Blanche was married to a husband who was a secret homosexual, like Tennessee Williams, and his desire led to his suicide, which must have been destructive for Blanche. She feels guilty and still has a lot of hallucinations about it, including the gunshot by the lake that told her he was dead. To Stella, this young man was a ‘degenerate’, because at the time homosexuality was against the law and seen as perverted.
Desire is also dangerous for Blanche because after her husband’s suicide she ended up in a cheap hotel where the management were used to ‘goings-on’, but even they were shocked by Blanche because she had so many lovers there. Even soldiers from the local army camp came there for her. Then they got picked up and carried back ‘like daisies’. All this ruined her reputation, and she eventually had to leave even this hotel, the Flamingo. Finally desire also leads to Blanche losing her teaching job for having sex with a student: she is labelled ‘unfit for her position’. She must prefer younger men, like her husband and the student, and she even steals a kiss from a paper boy who calls round. She says he is like a young Arabian knight. She also says she is meant to keep ‘my hands off children’, but she just has to play with fire, even when Mitch is about to come round.
Mitch is fascinated by Blanche and wants her. But when he discovers her past, he can’t take it. When she gets led away he cries, and Stanley calls him a ‘bone-headed cry-baby’. His desire is destructive because he has lost his dream of Blanche and the respect of Stanley. Mitch likes Blanche’s personality and wild imagination, but he desires her too. Then, hearing about her love-life he goes off the idea of marriage but he still wants sex with her. He is basically a typical man of his time and Stanley’s mate, so he also regards Blanche’s behaviour as dirty: she is almost a whore. Feminists would see this as completely unfair. Stanley himself is said early on to look at women a lot, and he rapes Blanche. He blames her for not being sexually pure, and so Mitch does too.
Desire is far less destructive for Stella. She loves Stanley blindly and sometimes ‘cries in his lap like a baby’. Desire is also positive for her because it leads to motherhood. She has dropped her standards by falling for Stanley, but she is happy – even when he hits her and breaks crockery. She basically ignores Blanche when she tells her story about Stanley and his friends as being like ‘apes’ or cavemen. She says Stella has accepted a ‘sub-human’ existence with no hope of higher goals like ‘poetry and music’. Despite her snobbery, I feel she may have a point here, as at one point we see Stella reading a comic book – whereas Blanche goes on about literature, like Edgar Allan Poe. So in this way Stella’s desire has destroyed her social position.
For Stanley desire is represented by the ‘coloured lights’ that he turns on to have sex with Stella.

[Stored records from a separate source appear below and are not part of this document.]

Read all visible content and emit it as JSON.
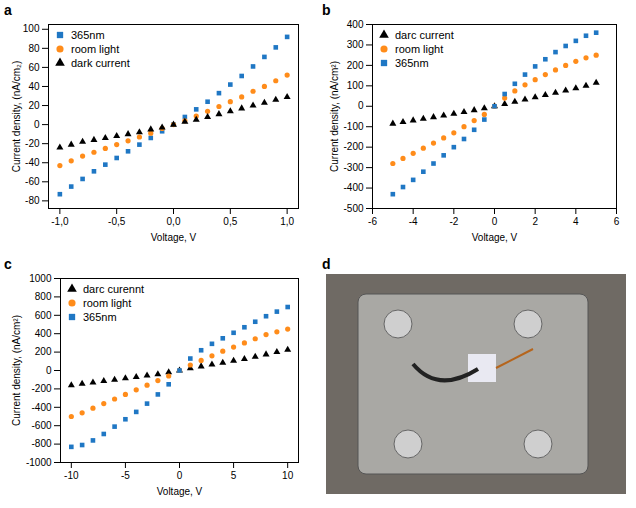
{
  "chart_data": [
    {
      "panel": "a",
      "type": "scatter",
      "x_label": "Voltage, V",
      "y_label": "Current density, (nA/cm₂)",
      "xlim": [
        -1.1,
        1.1
      ],
      "xticks": [
        {
          "value": -1,
          "label": "-1,0"
        },
        {
          "value": -0.5,
          "label": "-0,5"
        },
        {
          "value": 0,
          "label": "0,0"
        },
        {
          "value": 0.5,
          "label": "0,5"
        },
        {
          "value": 1,
          "label": "1,0"
        }
      ],
      "ylim": [
        -88,
        105
      ],
      "yticks": [
        -80,
        -60,
        -40,
        -20,
        0,
        20,
        40,
        60,
        80,
        100
      ],
      "grid": false,
      "legend": "top-left",
      "x": [
        -1.0,
        -0.9,
        -0.8,
        -0.7,
        -0.6,
        -0.5,
        -0.4,
        -0.3,
        -0.2,
        -0.1,
        0.0,
        0.1,
        0.2,
        0.3,
        0.4,
        0.5,
        0.6,
        0.7,
        0.8,
        0.9,
        1.0
      ],
      "series": [
        {
          "name": "365nm",
          "color": "#1f77c4",
          "marker": "square",
          "values": [
            -73,
            -65,
            -57,
            -49,
            -42,
            -35,
            -28,
            -21,
            -14,
            -7,
            0,
            8,
            16,
            24,
            33,
            42,
            51,
            61,
            71,
            81,
            92
          ]
        },
        {
          "name": "room light",
          "color": "#ff8c1a",
          "marker": "circle",
          "values": [
            -43,
            -38,
            -33,
            -29,
            -25,
            -21,
            -17,
            -13,
            -9,
            -4,
            0,
            4,
            9,
            14,
            19,
            24,
            29,
            35,
            40,
            46,
            52
          ]
        },
        {
          "name": "dark current",
          "color": "#000000",
          "marker": "triangle",
          "values": [
            -24,
            -21,
            -18,
            -16,
            -14,
            -12,
            -10,
            -8,
            -5,
            -3,
            0,
            3,
            5,
            8,
            11,
            14,
            17,
            20,
            23,
            26,
            29
          ]
        }
      ]
    },
    {
      "panel": "b",
      "type": "scatter",
      "x_label": "Voltage, V",
      "y_label": "Current density, (nA/cm²)",
      "xlim": [
        -6,
        6
      ],
      "xticks": [
        -6,
        -4,
        -2,
        0,
        2,
        4,
        6
      ],
      "ylim": [
        -500,
        400
      ],
      "yticks": [
        -500,
        -400,
        -300,
        -200,
        -100,
        0,
        100,
        200,
        300,
        400
      ],
      "grid": false,
      "legend": "top-left",
      "x": [
        -5.0,
        -4.5,
        -4.0,
        -3.5,
        -3.0,
        -2.5,
        -2.0,
        -1.5,
        -1.0,
        -0.5,
        0.0,
        0.5,
        1.0,
        1.5,
        2.0,
        2.5,
        3.0,
        3.5,
        4.0,
        4.5,
        5.0
      ],
      "series": [
        {
          "name": "darc current",
          "color": "#000000",
          "marker": "triangle",
          "values": [
            -85,
            -77,
            -69,
            -61,
            -53,
            -45,
            -37,
            -28,
            -19,
            -10,
            0,
            11,
            22,
            33,
            44,
            55,
            66,
            77,
            88,
            100,
            115
          ]
        },
        {
          "name": "room light",
          "color": "#ff8c1a",
          "marker": "circle",
          "values": [
            -280,
            -255,
            -230,
            -205,
            -180,
            -155,
            -130,
            -100,
            -70,
            -40,
            0,
            40,
            75,
            105,
            130,
            155,
            178,
            200,
            220,
            237,
            250
          ]
        },
        {
          "name": "365nm",
          "color": "#1f77c4",
          "marker": "square",
          "values": [
            -430,
            -395,
            -360,
            -320,
            -280,
            -240,
            -200,
            -160,
            -115,
            -65,
            0,
            60,
            110,
            155,
            195,
            230,
            265,
            295,
            320,
            345,
            360
          ]
        }
      ]
    },
    {
      "panel": "c",
      "type": "scatter",
      "x_label": "Voltage, V",
      "y_label": "Current density, (nA/cm²)",
      "xlim": [
        -11,
        11
      ],
      "xticks": [
        -10,
        -5,
        0,
        5,
        10
      ],
      "ylim": [
        -1000,
        1000
      ],
      "yticks": [
        -1000,
        -800,
        -600,
        -400,
        -200,
        0,
        200,
        400,
        600,
        800,
        1000
      ],
      "grid": false,
      "legend": "top-left",
      "x": [
        -10,
        -9,
        -8,
        -7,
        -6,
        -5,
        -4,
        -3,
        -2,
        -1,
        0,
        1,
        2,
        3,
        4,
        5,
        6,
        7,
        8,
        9,
        10
      ],
      "series": [
        {
          "name": "darc curennt",
          "color": "#000000",
          "marker": "triangle",
          "values": [
            -160,
            -145,
            -130,
            -115,
            -100,
            -85,
            -70,
            -55,
            -40,
            -20,
            0,
            25,
            45,
            65,
            85,
            105,
            125,
            150,
            175,
            200,
            225
          ]
        },
        {
          "name": "room light",
          "color": "#ff8c1a",
          "marker": "circle",
          "values": [
            -500,
            -460,
            -410,
            -360,
            -310,
            -260,
            -210,
            -160,
            -110,
            -60,
            0,
            60,
            110,
            160,
            210,
            255,
            300,
            345,
            390,
            420,
            450
          ]
        },
        {
          "name": "365nm",
          "color": "#1f77c4",
          "marker": "square",
          "values": [
            -830,
            -810,
            -760,
            -690,
            -610,
            -530,
            -450,
            -360,
            -260,
            -150,
            0,
            130,
            220,
            290,
            350,
            410,
            470,
            530,
            590,
            640,
            690
          ]
        }
      ]
    }
  ],
  "photo": {
    "panel": "d"
  }
}
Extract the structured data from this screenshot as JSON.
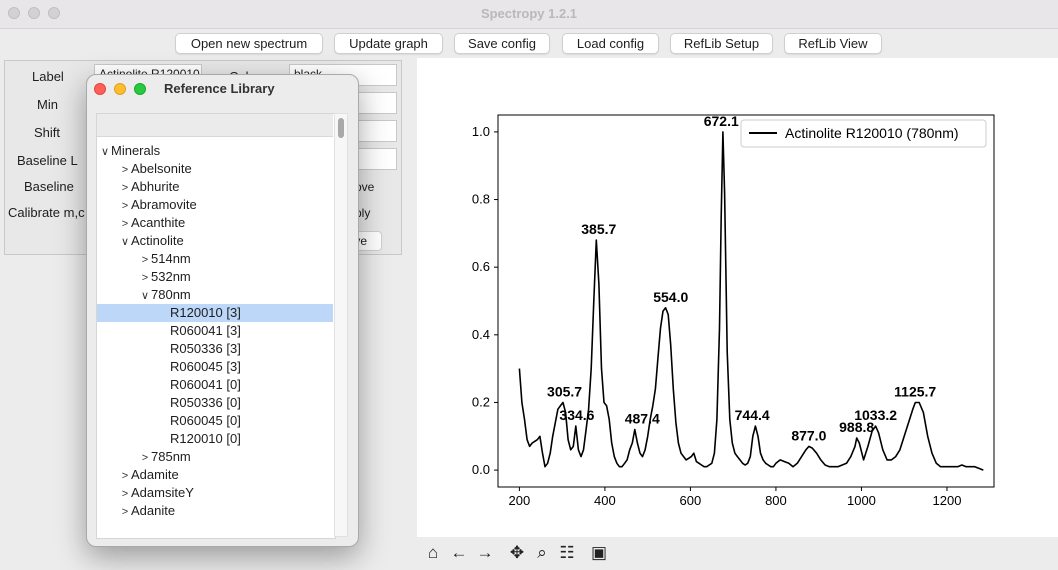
{
  "window": {
    "title": "Spectropy 1.2.1"
  },
  "toolbar": {
    "buttons": [
      {
        "label": "Open new spectrum"
      },
      {
        "label": "Update graph"
      },
      {
        "label": "Save config"
      },
      {
        "label": "Load config"
      },
      {
        "label": "RefLib Setup"
      },
      {
        "label": "RefLib View"
      }
    ]
  },
  "left_panel": {
    "labels": {
      "label": "Label",
      "min": "Min",
      "shift": "Shift",
      "baseline_l": "Baseline L",
      "baseline": "Baseline",
      "calibrate": "Calibrate m,c"
    },
    "label_value": "Actinolite R120010",
    "color_label": "Color",
    "color_value": "black",
    "remove_text": "ove",
    "apply_text": "ply",
    "save_text": "ve"
  },
  "dialog": {
    "title": "Reference Library",
    "tree": [
      {
        "label": "Minerals",
        "level": 0,
        "arrow": "v"
      },
      {
        "label": "Abelsonite",
        "level": 1,
        "arrow": ">"
      },
      {
        "label": "Abhurite",
        "level": 1,
        "arrow": ">"
      },
      {
        "label": "Abramovite",
        "level": 1,
        "arrow": ">"
      },
      {
        "label": "Acanthite",
        "level": 1,
        "arrow": ">"
      },
      {
        "label": "Actinolite",
        "level": 1,
        "arrow": "v"
      },
      {
        "label": "514nm",
        "level": 2,
        "arrow": ">"
      },
      {
        "label": "532nm",
        "level": 2,
        "arrow": ">"
      },
      {
        "label": "780nm",
        "level": 2,
        "arrow": "v"
      },
      {
        "label": "R120010 [3]",
        "level": 3,
        "arrow": "",
        "selected": true
      },
      {
        "label": "R060041 [3]",
        "level": 3,
        "arrow": ""
      },
      {
        "label": "R050336 [3]",
        "level": 3,
        "arrow": ""
      },
      {
        "label": "R060045 [3]",
        "level": 3,
        "arrow": ""
      },
      {
        "label": "R060041 [0]",
        "level": 3,
        "arrow": ""
      },
      {
        "label": "R050336 [0]",
        "level": 3,
        "arrow": ""
      },
      {
        "label": "R060045 [0]",
        "level": 3,
        "arrow": ""
      },
      {
        "label": "R120010 [0]",
        "level": 3,
        "arrow": ""
      },
      {
        "label": "785nm",
        "level": 2,
        "arrow": ">"
      },
      {
        "label": "Adamite",
        "level": 1,
        "arrow": ">"
      },
      {
        "label": "AdamsiteY",
        "level": 1,
        "arrow": ">"
      },
      {
        "label": "Adanite",
        "level": 1,
        "arrow": ">"
      }
    ]
  },
  "colors": {
    "line": "#000000",
    "selection": "#bcd7f7"
  },
  "chart_data": {
    "type": "line",
    "xlim": [
      150,
      1310
    ],
    "ylim": [
      -0.05,
      1.05
    ],
    "xticks": [
      200,
      400,
      600,
      800,
      1000,
      1200
    ],
    "yticks": [
      0.0,
      0.2,
      0.4,
      0.6,
      0.8,
      1.0
    ],
    "legend": "Actinolite R120010 (780nm)",
    "legend_position": "top-right",
    "series": [
      {
        "name": "Actinolite R120010 (780nm)",
        "x": [
          200,
          206,
          212,
          218,
          224,
          230,
          236,
          242,
          248,
          254,
          260,
          266,
          272,
          278,
          284,
          290,
          296,
          302,
          308,
          314,
          320,
          326,
          332,
          338,
          344,
          350,
          356,
          362,
          368,
          374,
          380,
          386,
          392,
          398,
          404,
          410,
          416,
          422,
          428,
          434,
          440,
          446,
          452,
          458,
          464,
          470,
          476,
          482,
          488,
          494,
          500,
          506,
          512,
          518,
          524,
          530,
          536,
          542,
          548,
          554,
          560,
          566,
          572,
          578,
          584,
          590,
          596,
          602,
          608,
          614,
          620,
          626,
          632,
          638,
          644,
          650,
          656,
          662,
          668,
          672,
          676,
          680,
          686,
          692,
          698,
          704,
          710,
          716,
          722,
          728,
          734,
          740,
          746,
          752,
          758,
          764,
          770,
          776,
          782,
          788,
          794,
          800,
          810,
          820,
          830,
          840,
          850,
          860,
          870,
          877,
          885,
          895,
          905,
          915,
          925,
          935,
          945,
          955,
          965,
          975,
          985,
          989,
          995,
          1005,
          1015,
          1025,
          1033,
          1040,
          1050,
          1060,
          1070,
          1080,
          1090,
          1100,
          1110,
          1120,
          1126,
          1135,
          1145,
          1155,
          1165,
          1175,
          1185,
          1195,
          1205,
          1215,
          1225,
          1235,
          1245,
          1255,
          1265,
          1275,
          1285
        ],
        "y": [
          0.3,
          0.2,
          0.15,
          0.09,
          0.07,
          0.08,
          0.085,
          0.09,
          0.1,
          0.05,
          0.01,
          0.02,
          0.05,
          0.1,
          0.14,
          0.18,
          0.19,
          0.2,
          0.17,
          0.09,
          0.06,
          0.07,
          0.13,
          0.06,
          0.04,
          0.06,
          0.12,
          0.18,
          0.3,
          0.5,
          0.68,
          0.55,
          0.3,
          0.2,
          0.19,
          0.15,
          0.08,
          0.04,
          0.02,
          0.01,
          0.01,
          0.02,
          0.03,
          0.06,
          0.08,
          0.12,
          0.08,
          0.05,
          0.04,
          0.06,
          0.1,
          0.15,
          0.19,
          0.24,
          0.33,
          0.42,
          0.47,
          0.48,
          0.46,
          0.37,
          0.24,
          0.14,
          0.08,
          0.05,
          0.04,
          0.03,
          0.035,
          0.04,
          0.05,
          0.025,
          0.02,
          0.015,
          0.01,
          0.01,
          0.015,
          0.02,
          0.05,
          0.15,
          0.42,
          0.75,
          1.0,
          0.82,
          0.35,
          0.15,
          0.08,
          0.05,
          0.04,
          0.03,
          0.02,
          0.015,
          0.02,
          0.04,
          0.1,
          0.13,
          0.1,
          0.05,
          0.03,
          0.02,
          0.015,
          0.01,
          0.01,
          0.02,
          0.03,
          0.025,
          0.02,
          0.01,
          0.02,
          0.04,
          0.06,
          0.07,
          0.065,
          0.05,
          0.03,
          0.015,
          0.01,
          0.01,
          0.01,
          0.015,
          0.02,
          0.04,
          0.07,
          0.095,
          0.08,
          0.03,
          0.07,
          0.115,
          0.13,
          0.11,
          0.06,
          0.03,
          0.03,
          0.04,
          0.06,
          0.1,
          0.14,
          0.18,
          0.2,
          0.2,
          0.17,
          0.1,
          0.05,
          0.02,
          0.01,
          0.01,
          0.01,
          0.01,
          0.01,
          0.015,
          0.01,
          0.01,
          0.01,
          0.005,
          0.0
        ],
        "annotations": [
          {
            "x": 305.7,
            "y": 0.2,
            "label": "305.7"
          },
          {
            "x": 334.6,
            "y": 0.13,
            "label": "334.6"
          },
          {
            "x": 385.7,
            "y": 0.68,
            "label": "385.7"
          },
          {
            "x": 487.4,
            "y": 0.12,
            "label": "487.4"
          },
          {
            "x": 554.0,
            "y": 0.48,
            "label": "554.0"
          },
          {
            "x": 672.1,
            "y": 1.0,
            "label": "672.1"
          },
          {
            "x": 744.4,
            "y": 0.13,
            "label": "744.4"
          },
          {
            "x": 877.0,
            "y": 0.07,
            "label": "877.0"
          },
          {
            "x": 988.8,
            "y": 0.095,
            "label": "988.8"
          },
          {
            "x": 1033.2,
            "y": 0.13,
            "label": "1033.2"
          },
          {
            "x": 1125.7,
            "y": 0.2,
            "label": "1125.7"
          }
        ]
      }
    ]
  }
}
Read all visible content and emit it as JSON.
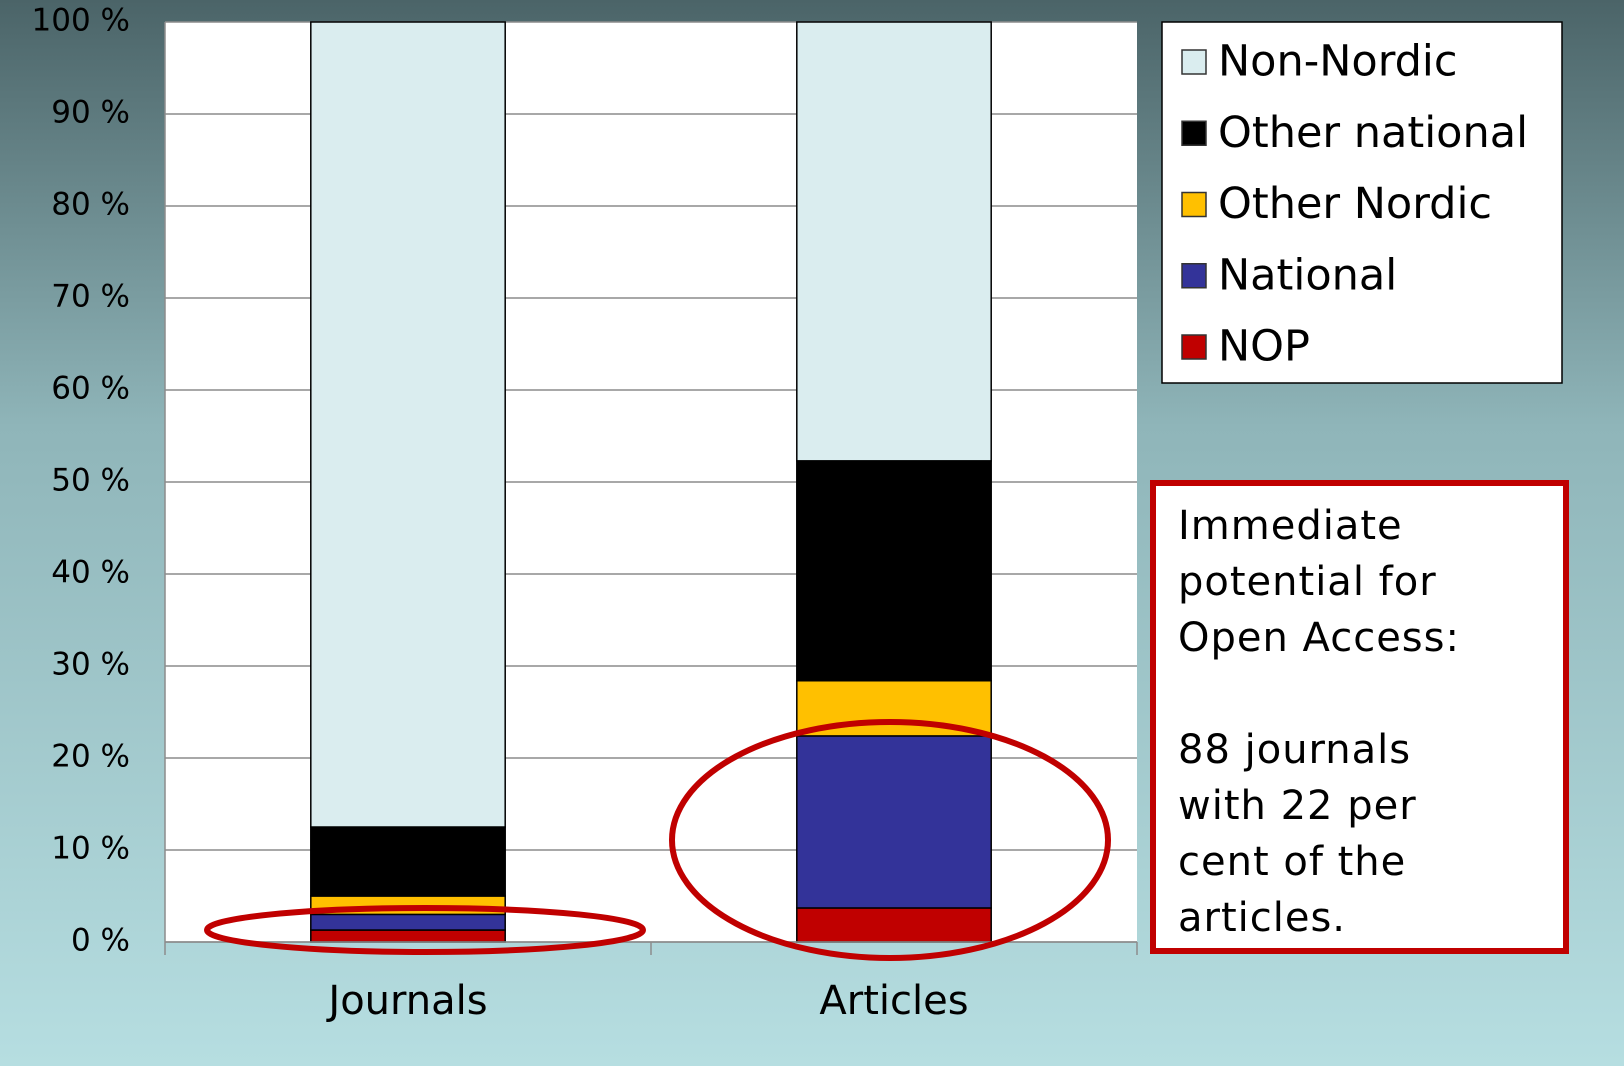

He is very happy with her, except when she threatens to leave at the end of Scene Three because he has hit her. However, he still betrays her by raping her sister. He tells her that everything will be all right again when they can ‘get those coloured lights going’ and ‘make noise again’, after Blanche has gone. For him, Blanche just gets in the way and interferes with his sex life. Even so, he does not mind ‘interfering’ with her as he puts it at the end of Scene Ten. He says: ‘We’ve had this date with each other from the beginning!’, as if it was inevitable, so he cannot be blamed. He makes it sound like they are just going out on a ‘date’.
Despite the baby that arrives at the end of the play, and despite Stanley and Stella having a happy love life, it does seem that desire is mostly dangerous and destructive. It leads to Blanche’s husband killing himself, and to her going mad.